Ma affinchè il discorso da dove è iniziato nel medsimo si concluda - tutti rendiamo a te le massime
grazie, o Cesare, e abbiamo anche di più grandi. Infatti tutti provano la medesima cosa, che hai potuto
percepire dalle preghiere e dalle lacrime di tutti: ma poichè non è necessario per tutti gli stanti parlare,
vogliono di certo che da me sia detto per la qual cosa in un certo modo è necessario che accada e ciò
conviene che avvenga - comprendo che ciò accade: restitutio Marcello da te a quest'ordine, di popolo
romano e alla repubblica. Infatti mi rendo conto che tutti si rallegrano non solo della salvezza di uno solo,
ma della comune (salvezza) di tutti. Quanto poi c'è in merito alla somma benevolenza, la cui mia
(benevolenza) verso quello è stata sempre nota a tutti, al punto che a stento a Marcello, fratello ottimo
ed affettuosissimo, eccetto quello senz'altro sarei inferiore a nessuno, mostrando ciò con preocupazione,
affanno, impegno tanto a lungo quanto a lungo è stato dubitato della salvezza di quello, certamente devo
mostrare in questa cirocstanza, liberato dalle grandi preoccupazioni, dai fastidi, dalle amareze.
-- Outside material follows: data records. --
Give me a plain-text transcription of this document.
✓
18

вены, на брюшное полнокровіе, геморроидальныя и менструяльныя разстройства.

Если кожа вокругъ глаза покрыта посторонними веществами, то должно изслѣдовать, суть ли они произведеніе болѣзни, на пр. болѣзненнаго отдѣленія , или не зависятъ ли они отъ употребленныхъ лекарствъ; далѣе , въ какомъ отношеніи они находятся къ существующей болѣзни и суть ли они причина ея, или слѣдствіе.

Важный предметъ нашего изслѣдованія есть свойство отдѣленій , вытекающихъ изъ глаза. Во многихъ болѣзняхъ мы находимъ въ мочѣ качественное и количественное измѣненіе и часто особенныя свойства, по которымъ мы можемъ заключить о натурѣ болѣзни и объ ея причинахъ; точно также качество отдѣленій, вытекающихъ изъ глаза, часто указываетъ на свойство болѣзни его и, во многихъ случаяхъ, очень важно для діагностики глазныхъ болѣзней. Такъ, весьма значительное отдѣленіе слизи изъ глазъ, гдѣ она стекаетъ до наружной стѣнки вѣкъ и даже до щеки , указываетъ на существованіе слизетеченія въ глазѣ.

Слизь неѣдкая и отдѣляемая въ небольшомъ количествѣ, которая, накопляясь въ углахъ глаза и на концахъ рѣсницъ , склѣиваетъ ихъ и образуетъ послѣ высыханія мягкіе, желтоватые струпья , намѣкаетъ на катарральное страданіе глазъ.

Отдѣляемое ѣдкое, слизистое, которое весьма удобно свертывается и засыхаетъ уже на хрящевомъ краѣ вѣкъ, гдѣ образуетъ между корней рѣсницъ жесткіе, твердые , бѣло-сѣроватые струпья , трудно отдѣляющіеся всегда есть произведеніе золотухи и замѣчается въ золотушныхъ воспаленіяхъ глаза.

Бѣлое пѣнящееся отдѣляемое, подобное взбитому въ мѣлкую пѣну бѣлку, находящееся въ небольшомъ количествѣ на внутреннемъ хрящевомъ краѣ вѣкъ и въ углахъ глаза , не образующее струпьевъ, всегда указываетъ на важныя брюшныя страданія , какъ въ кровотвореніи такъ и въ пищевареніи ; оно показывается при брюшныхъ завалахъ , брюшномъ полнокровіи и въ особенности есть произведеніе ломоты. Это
Pertanto,
o Cesare , rendo grazie a te così come è vero che in tutte le cose io sono stato non solo graziato da te, ma
anche onorato, ciò nonostante ai tuoi innumerevoli meriti verso di me solo, sarà stato aggiunto, cosa che
ormai non pensavo potesse accadere, con questo tuo gesto il coronamento più grande.